In questo, si dimostrò forse ancora più geniale e ironico di Ogotemmeli, il suo collega africano. Mi piace pensare che con la sua percezione sottile Alce Nero si accorse subito dei limiti, della fondamentale ottusità di quel viso pallido. Evidentemente non cercava un confronto, un’impossibile fusione di orizzonti, ma qualcuno che sapesse ascoltare.

Con tutte le sue idee assurde e il suo velleitarismo letterario, Neihardt si dimostrò all’altezza del compito. Dopo il primo incontro, nel maggio del 1931 si stabilì vicino alla casetta di tronchi di Alce Nero, «a due miglia circa a ovest», come precisa una nota del libro, «dall’Ufficio Postale di Manderson». Lo accompagnavano le figlie, Enid e Hilda, che stenografarono il racconto di Alce Nero così come Ben, il figlio dello sciamano, lo traduceva in inglese. Gli ospiti alloggiavano in una tenda sacra, sulla quale Alce Nero e i suoi amici avevano dipinto arcani simboli esoterici.
È giusto che sia stato Neihardt a firmare il libro, pubblicato nel 1932? Direi di sì, non fosse altro che per il fatto che è stato lo scrittore americano a creare un equivalente verbale, di straordinaria efficacia e suggestione, della voce di Alce Nero. Sta lì il grande segreto del libro: un segreto artistico, forse artigianale, perfettamente adeguato ai suoi profondi significati spirituali.
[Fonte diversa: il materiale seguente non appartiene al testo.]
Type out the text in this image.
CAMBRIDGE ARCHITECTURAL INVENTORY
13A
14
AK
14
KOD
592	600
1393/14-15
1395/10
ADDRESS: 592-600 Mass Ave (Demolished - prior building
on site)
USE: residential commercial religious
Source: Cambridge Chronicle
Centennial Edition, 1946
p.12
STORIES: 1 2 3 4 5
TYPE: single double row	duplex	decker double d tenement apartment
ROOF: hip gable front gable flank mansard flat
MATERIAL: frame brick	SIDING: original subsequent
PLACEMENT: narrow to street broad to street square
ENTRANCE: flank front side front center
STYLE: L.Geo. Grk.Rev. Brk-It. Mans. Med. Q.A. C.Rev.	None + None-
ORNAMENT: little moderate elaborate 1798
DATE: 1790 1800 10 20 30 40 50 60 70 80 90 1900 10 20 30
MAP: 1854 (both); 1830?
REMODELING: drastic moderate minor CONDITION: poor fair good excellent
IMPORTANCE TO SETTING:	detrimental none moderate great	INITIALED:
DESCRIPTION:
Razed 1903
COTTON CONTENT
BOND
Ne venne fuori uno di quei testi, si contano sulla punta delle dita, che se nella vita si leggesse solo quello, basterebbe e avanzerebbe. Come l’Odissea, o la Bhagavad Gita.

Il compito degli avi
Ancora oggi, basta aprirlo a caso e la voce di Alce Nero è lì ricordarci che ogni vita umana si svolge simultaneamente nel visibile e nell’invisibile, nel profano dove tutto è imprevedibile e nel mondo degli spiriti dove tutto è già accaduto.
La foto che li ritrae assieme, lo stregone e lo scrittore, vestiti all’occidentale, come due musicisti jazz sulle strade della Grande Depressione, è commovente. Alce Nero aveva avuto ragione a fidarsi. Prima che fosse troppo tardi, quell’ometto con gli occhiali non aveva salvato una semplice vita umana, passeggera come l’erba e le nuvole, ma un’intera concezione della realtà, diversa da ogni altra e per questo insostituibile. In fondo era proprio questo il compito che gli Avi, al culmine della grande visione, avevano affidato ad Alce Nero.